O you who hear prayer, to you all men will come. (vv 1-2)
When we reach the 65th psalm, the psalter takes a sudden turn to effusive praise and leaves behind the psalms of lament temporarily. God has been praised by the psalmist over and over without hesitation thus far, despite the threatening clouds that seemed to shadow each entry in the book. Here there is no lament; it is either cured or forgotten in favor of pure praise for the goodness of God toward those who love him.
When we were overwhelmed by sins, you forgave our transgressions.
Blessed are those you choose and bring near to live in your courts! (vv 3-4)

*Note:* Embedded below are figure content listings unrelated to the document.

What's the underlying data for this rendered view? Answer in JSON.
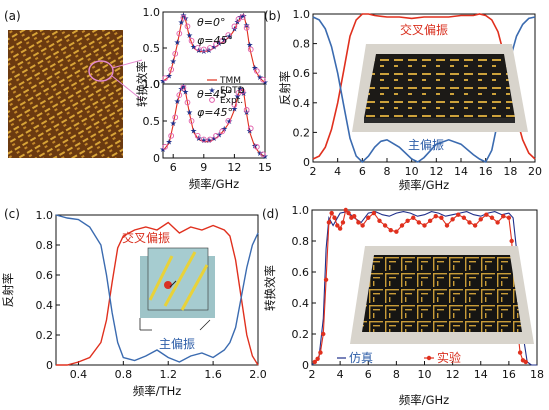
{
  "colors": {
    "red": "#e0301e",
    "blue": "#3b6bb0",
    "navy": "#1f2f8a",
    "magenta": "#e05aa8"
  },
  "chart_data": [
    {
      "panel": "(a)",
      "type": "line",
      "xlabel": "频率/GHz",
      "ylabel": "转换效率",
      "xlim": [
        5,
        15
      ],
      "ylim": [
        0,
        1
      ],
      "xticks": [
        "6",
        "9",
        "12",
        "15"
      ],
      "yticks": [
        "0",
        "0.5",
        "1.0"
      ],
      "subplots": [
        {
          "annotations": [
            "θ=0°",
            "φ=45°"
          ],
          "series": [
            {
              "name": "TMM",
              "x": [
                5,
                5.6,
                6,
                6.4,
                6.8,
                7.0,
                7.2,
                7.6,
                8,
                8.5,
                9,
                9.5,
                10,
                10.5,
                11,
                11.5,
                12,
                12.3,
                12.6,
                12.9,
                13.2,
                13.5,
                14,
                14.5,
                15
              ],
              "y": [
                0.04,
                0.1,
                0.3,
                0.55,
                0.85,
                0.97,
                0.9,
                0.65,
                0.5,
                0.45,
                0.45,
                0.46,
                0.5,
                0.55,
                0.6,
                0.65,
                0.75,
                0.85,
                0.92,
                0.97,
                0.8,
                0.5,
                0.2,
                0.08,
                0.02
              ]
            },
            {
              "name": "FDTD",
              "x": [
                5,
                5.6,
                6,
                6.4,
                6.8,
                7.0,
                7.2,
                7.6,
                8,
                8.5,
                9,
                9.5,
                10,
                10.5,
                11,
                11.5,
                12,
                12.3,
                12.6,
                12.9,
                13.2,
                13.5,
                14,
                14.5,
                15
              ],
              "y": [
                0.05,
                0.12,
                0.32,
                0.58,
                0.86,
                0.96,
                0.92,
                0.68,
                0.52,
                0.47,
                0.46,
                0.47,
                0.52,
                0.57,
                0.62,
                0.67,
                0.77,
                0.87,
                0.94,
                0.95,
                0.82,
                0.55,
                0.23,
                0.1,
                0.03
              ]
            },
            {
              "name": "Expt.",
              "x": [
                5.2,
                5.8,
                6.2,
                6.6,
                7.0,
                7.4,
                7.8,
                8.4,
                9,
                9.6,
                10.2,
                10.8,
                11.4,
                12,
                12.4,
                12.8,
                13.2,
                13.6,
                14.2,
                14.8
              ],
              "y": [
                0.08,
                0.2,
                0.42,
                0.7,
                0.92,
                0.8,
                0.6,
                0.5,
                0.48,
                0.5,
                0.55,
                0.6,
                0.68,
                0.8,
                0.9,
                0.93,
                0.78,
                0.48,
                0.18,
                0.06
              ]
            }
          ]
        },
        {
          "annotations": [
            "θ=45°",
            "φ=45°"
          ],
          "series": [
            {
              "name": "TMM",
              "x": [
                5,
                5.6,
                6,
                6.4,
                6.8,
                7.0,
                7.2,
                7.6,
                8,
                8.5,
                9,
                9.5,
                10,
                10.5,
                11,
                11.5,
                12,
                12.3,
                12.6,
                12.9,
                13.2,
                13.5,
                14,
                14.5,
                15
              ],
              "y": [
                0.1,
                0.2,
                0.45,
                0.75,
                0.95,
                0.98,
                0.9,
                0.6,
                0.35,
                0.25,
                0.22,
                0.22,
                0.25,
                0.3,
                0.38,
                0.48,
                0.65,
                0.82,
                0.95,
                0.9,
                0.6,
                0.35,
                0.15,
                0.06,
                0.02
              ]
            },
            {
              "name": "FDTD",
              "x": [
                5,
                5.6,
                6,
                6.4,
                6.8,
                7.0,
                7.2,
                7.6,
                8,
                8.5,
                9,
                9.5,
                10,
                10.5,
                11,
                11.5,
                12,
                12.3,
                12.6,
                12.9,
                13.2,
                13.5,
                14,
                14.5,
                15
              ],
              "y": [
                0.12,
                0.22,
                0.47,
                0.77,
                0.94,
                0.97,
                0.9,
                0.62,
                0.37,
                0.27,
                0.24,
                0.24,
                0.27,
                0.32,
                0.4,
                0.5,
                0.67,
                0.84,
                0.94,
                0.88,
                0.62,
                0.37,
                0.17,
                0.07,
                0.03
              ]
            },
            {
              "name": "Expt.",
              "x": [
                5.2,
                5.8,
                6.2,
                6.6,
                7.0,
                7.4,
                7.8,
                8.4,
                9,
                9.6,
                10.2,
                10.8,
                11.4,
                12,
                12.4,
                12.8,
                13.2,
                13.6,
                14.2,
                14.8
              ],
              "y": [
                0.15,
                0.3,
                0.55,
                0.85,
                0.95,
                0.75,
                0.5,
                0.3,
                0.25,
                0.25,
                0.3,
                0.36,
                0.5,
                0.72,
                0.88,
                0.9,
                0.65,
                0.4,
                0.15,
                0.05
              ]
            }
          ]
        }
      ]
    },
    {
      "panel": "(b)",
      "type": "line",
      "xlabel": "频率/GHz",
      "ylabel": "反射率",
      "xlim": [
        2,
        20
      ],
      "ylim": [
        0,
        1
      ],
      "xticks": [
        "2",
        "4",
        "6",
        "8",
        "10",
        "12",
        "14",
        "16",
        "18",
        "20"
      ],
      "yticks": [
        "0",
        "0.2",
        "0.4",
        "0.6",
        "0.8",
        "1.0"
      ],
      "series": [
        {
          "name": "交叉偏振",
          "color": "red",
          "x": [
            2,
            2.5,
            3,
            3.5,
            4,
            4.5,
            5,
            5.5,
            6,
            6.5,
            7,
            8,
            9,
            10,
            11,
            12,
            13,
            14,
            15,
            15.5,
            16,
            16.5,
            17,
            17.5,
            18,
            18.5,
            19,
            19.5,
            20
          ],
          "y": [
            0.02,
            0.04,
            0.1,
            0.22,
            0.4,
            0.62,
            0.85,
            0.96,
            1.0,
            1.0,
            0.99,
            0.98,
            0.98,
            0.97,
            0.98,
            0.98,
            0.98,
            0.99,
            0.99,
            1.0,
            0.99,
            0.96,
            0.88,
            0.72,
            0.5,
            0.3,
            0.15,
            0.06,
            0.02
          ]
        },
        {
          "name": "主偏振",
          "color": "blue",
          "x": [
            2,
            2.5,
            3,
            3.5,
            4,
            4.5,
            5,
            5.5,
            6,
            6.5,
            7,
            7.5,
            8,
            9,
            10,
            10.5,
            11,
            12,
            13,
            14,
            15,
            15.5,
            16,
            16.5,
            17,
            17.5,
            18,
            18.5,
            19,
            19.5,
            20
          ],
          "y": [
            0.98,
            0.96,
            0.9,
            0.78,
            0.6,
            0.38,
            0.16,
            0.04,
            0.0,
            0.04,
            0.1,
            0.14,
            0.15,
            0.1,
            0.02,
            0.0,
            0.03,
            0.12,
            0.15,
            0.12,
            0.05,
            0.02,
            0.0,
            0.08,
            0.28,
            0.5,
            0.7,
            0.85,
            0.93,
            0.97,
            0.98
          ]
        }
      ],
      "labels": [
        "交叉偏振",
        "主偏振"
      ]
    },
    {
      "panel": "(c)",
      "type": "line",
      "xlabel": "频率/THz",
      "ylabel": "反射率",
      "xlim": [
        0.2,
        2.0
      ],
      "ylim": [
        0,
        1
      ],
      "xticks": [
        "0.4",
        "0.8",
        "1.2",
        "1.6",
        "2.0"
      ],
      "yticks": [
        "0",
        "0.2",
        "0.4",
        "0.6",
        "0.8",
        "1.0"
      ],
      "series": [
        {
          "name": "交叉偏振",
          "color": "red",
          "x": [
            0.2,
            0.3,
            0.4,
            0.5,
            0.6,
            0.65,
            0.7,
            0.75,
            0.8,
            0.9,
            1.0,
            1.1,
            1.2,
            1.3,
            1.4,
            1.5,
            1.6,
            1.7,
            1.75,
            1.8,
            1.85,
            1.9,
            1.95,
            2.0
          ],
          "y": [
            0.0,
            0.0,
            0.02,
            0.05,
            0.15,
            0.3,
            0.55,
            0.78,
            0.86,
            0.9,
            0.92,
            0.9,
            0.95,
            0.88,
            0.92,
            0.9,
            0.93,
            0.9,
            0.86,
            0.7,
            0.45,
            0.2,
            0.06,
            0.0
          ]
        },
        {
          "name": "主偏振",
          "color": "blue",
          "x": [
            0.2,
            0.25,
            0.3,
            0.4,
            0.5,
            0.6,
            0.65,
            0.7,
            0.75,
            0.8,
            0.9,
            1.0,
            1.1,
            1.2,
            1.3,
            1.4,
            1.5,
            1.6,
            1.7,
            1.75,
            1.8,
            1.85,
            1.9,
            1.95,
            2.0
          ],
          "y": [
            1.0,
            0.99,
            0.98,
            0.97,
            0.92,
            0.8,
            0.6,
            0.35,
            0.15,
            0.05,
            0.03,
            0.06,
            0.1,
            0.05,
            0.02,
            0.06,
            0.08,
            0.05,
            0.1,
            0.15,
            0.25,
            0.45,
            0.65,
            0.8,
            0.88
          ]
        }
      ],
      "labels": [
        "交叉偏振",
        "主偏振"
      ]
    },
    {
      "panel": "(d)",
      "type": "line",
      "xlabel": "频率/GHz",
      "ylabel": "转换效率",
      "xlim": [
        2,
        18
      ],
      "ylim": [
        0,
        1
      ],
      "xticks": [
        "2",
        "4",
        "6",
        "8",
        "10",
        "12",
        "14",
        "16",
        "18"
      ],
      "yticks": [
        "0",
        "0.2",
        "0.4",
        "0.6",
        "0.8",
        "1.0"
      ],
      "series": [
        {
          "name": "仿真",
          "color": "navy",
          "x": [
            2,
            2.5,
            2.8,
            3.0,
            3.2,
            3.5,
            4,
            4.5,
            5,
            5.5,
            6,
            6.5,
            7,
            7.5,
            8,
            8.5,
            9,
            9.5,
            10,
            10.5,
            11,
            11.5,
            12,
            12.5,
            13,
            13.5,
            14,
            14.5,
            15,
            15.5,
            16,
            16.3,
            16.6,
            17,
            17.3,
            17.6,
            18
          ],
          "y": [
            0.0,
            0.05,
            0.3,
            0.75,
            0.95,
            0.9,
            0.98,
            0.99,
            0.95,
            0.92,
            0.98,
            0.99,
            0.97,
            0.96,
            0.98,
            0.99,
            0.98,
            0.96,
            0.97,
            0.99,
            0.98,
            0.96,
            0.97,
            0.98,
            0.99,
            0.97,
            0.96,
            0.98,
            0.99,
            0.97,
            0.98,
            0.95,
            0.7,
            0.2,
            0.02,
            0.0,
            0.0
          ]
        },
        {
          "name": "实验",
          "color": "red",
          "x": [
            2.2,
            2.4,
            2.6,
            2.8,
            3.0,
            3.2,
            3.4,
            3.6,
            3.8,
            4.0,
            4.2,
            4.4,
            4.6,
            4.8,
            5.0,
            5.3,
            5.6,
            6.0,
            6.4,
            6.8,
            7.2,
            7.6,
            8.0,
            8.4,
            8.8,
            9.2,
            9.6,
            10.0,
            10.4,
            10.8,
            11.2,
            11.6,
            12.0,
            12.4,
            12.8,
            13.2,
            13.6,
            14.0,
            14.4,
            14.8,
            15.2,
            15.6,
            16.0,
            16.2,
            16.4,
            16.6,
            16.8,
            17.0,
            17.2
          ],
          "y": [
            0.02,
            0.04,
            0.08,
            0.2,
            0.55,
            0.92,
            0.98,
            0.95,
            0.9,
            0.88,
            0.92,
            1.0,
            0.98,
            0.95,
            0.96,
            0.92,
            0.9,
            0.95,
            0.98,
            0.93,
            0.9,
            0.87,
            0.86,
            0.9,
            0.93,
            0.95,
            0.92,
            0.9,
            0.93,
            0.96,
            0.95,
            0.9,
            0.94,
            0.97,
            0.95,
            0.92,
            0.9,
            0.94,
            0.97,
            0.95,
            0.92,
            0.96,
            0.95,
            0.8,
            0.5,
            0.25,
            0.08,
            0.03,
            0.02
          ]
        }
      ],
      "labels": [
        "仿真",
        "实验"
      ]
    }
  ]
}
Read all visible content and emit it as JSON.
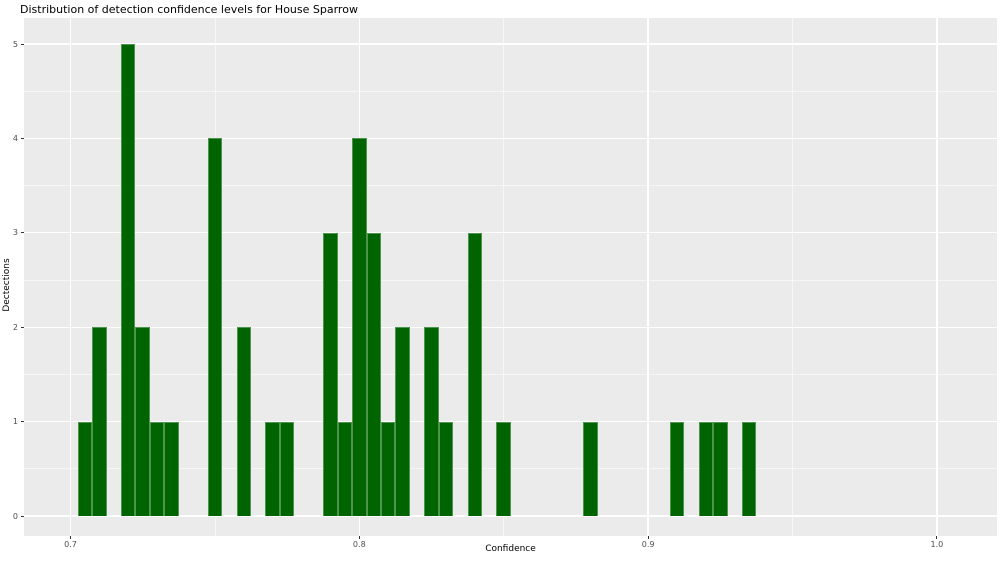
{
  "chart_data": {
    "type": "bar",
    "subtype": "histogram",
    "title": "Distribution of detection confidence levels for House Sparrow",
    "xlabel": "Confidence",
    "ylabel": "Dectections",
    "legend": "none",
    "grid": true,
    "xlim": [
      0.684,
      1.021
    ],
    "ylim": [
      -0.25,
      5.25
    ],
    "bin_width": 0.005,
    "x_ticks": [
      {
        "value": 0.7,
        "label": "0.7"
      },
      {
        "value": 0.8,
        "label": "0.8"
      },
      {
        "value": 0.9,
        "label": "0.9"
      },
      {
        "value": 1.0,
        "label": "1.0"
      }
    ],
    "y_ticks": [
      {
        "value": 0,
        "label": "0"
      },
      {
        "value": 1,
        "label": "1"
      },
      {
        "value": 2,
        "label": "2"
      },
      {
        "value": 3,
        "label": "3"
      },
      {
        "value": 4,
        "label": "4"
      },
      {
        "value": 5,
        "label": "5"
      }
    ],
    "bins": [
      {
        "x": 0.705,
        "count": 1
      },
      {
        "x": 0.71,
        "count": 2
      },
      {
        "x": 0.72,
        "count": 5
      },
      {
        "x": 0.725,
        "count": 2
      },
      {
        "x": 0.73,
        "count": 1
      },
      {
        "x": 0.735,
        "count": 1
      },
      {
        "x": 0.75,
        "count": 4
      },
      {
        "x": 0.76,
        "count": 2
      },
      {
        "x": 0.77,
        "count": 1
      },
      {
        "x": 0.775,
        "count": 1
      },
      {
        "x": 0.79,
        "count": 3
      },
      {
        "x": 0.795,
        "count": 1
      },
      {
        "x": 0.8,
        "count": 4
      },
      {
        "x": 0.805,
        "count": 3
      },
      {
        "x": 0.81,
        "count": 1
      },
      {
        "x": 0.815,
        "count": 2
      },
      {
        "x": 0.825,
        "count": 2
      },
      {
        "x": 0.83,
        "count": 1
      },
      {
        "x": 0.84,
        "count": 3
      },
      {
        "x": 0.85,
        "count": 1
      },
      {
        "x": 0.88,
        "count": 1
      },
      {
        "x": 0.91,
        "count": 1
      },
      {
        "x": 0.92,
        "count": 1
      },
      {
        "x": 0.925,
        "count": 1
      },
      {
        "x": 0.935,
        "count": 1
      }
    ],
    "colors": {
      "bar_fill": "#006400",
      "bar_edge": "#4e944e",
      "panel_background": "#ebebeb",
      "grid_major": "#ffffff",
      "grid_minor": "#f5f5f5",
      "tick_mark": "#333333",
      "tick_label": "#4d4d4d",
      "text": "#000000"
    }
  }
}
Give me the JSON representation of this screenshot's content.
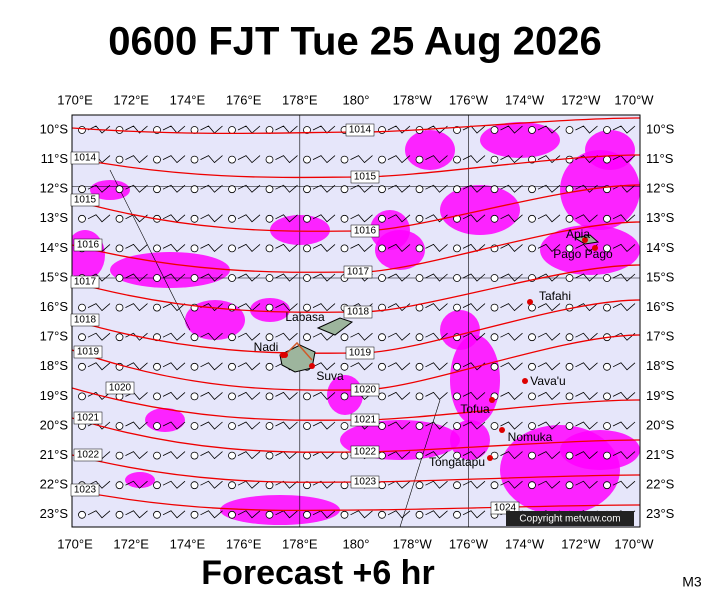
{
  "title": "0600 FJT Tue 25 Aug 2026",
  "footer": "Forecast +6 hr",
  "model": "M3",
  "copyright": "Copyright metvuw.com",
  "lon_labels": [
    "170°E",
    "172°E",
    "174°E",
    "176°E",
    "178°E",
    "180°",
    "178°W",
    "176°W",
    "174°W",
    "172°W",
    "170°W"
  ],
  "lat_labels": [
    "10°S",
    "11°S",
    "12°S",
    "13°S",
    "14°S",
    "15°S",
    "16°S",
    "17°S",
    "18°S",
    "19°S",
    "20°S",
    "21°S",
    "22°S",
    "23°S"
  ],
  "isobar_labels": [
    1014,
    1015,
    1016,
    1017,
    1018,
    1019,
    1020,
    1021,
    1022,
    1023,
    1024
  ],
  "places": [
    "Labasa",
    "Nadi",
    "Suva",
    "Apia",
    "Pago Pago",
    "Tafahi",
    "Vava'u",
    "Tofua",
    "Nomuka",
    "Tongatapu"
  ]
}
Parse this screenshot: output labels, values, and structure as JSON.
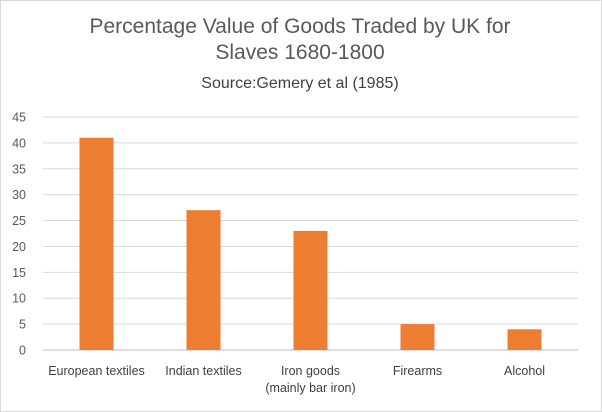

Though we should worship God simply because He is who He is, we most often associate our relationship to Him via his remarkable grace toward us sinners. We who were separated from Him by the chasm of our unholiness are given the opportunity to rejoin the community of belief through His grace. Washing us clean, God provides the way for us to move closer and kneel in the courts of praise.
Our response to the grace we are extended is praise for His righteous acts:
You answer us with awesome deeds of righteousness, O God our Savior, the hope of all the ends of the earth and of the farthest seas,
who formed the mountains by your power, having armed yourself with strength, who stilled the roaring of the seas,
the roaring of their waves, and the turmoil of the nations.
Those living far away fear your wonders; where morning dawns and evening fades you call forth songs of joy. (vv 5-8)
Our Father is not content to merely forgive us for our transgressions, he installs us in paradise in a lesser, but still overwhelming, expression of His love for us:
You care for the land and water it; you enrich it abundantly.
The streams of God are filled with water to provide the people with grain, for so you have ordained it. (v 9)
Look around you, find a reason and praise Him today.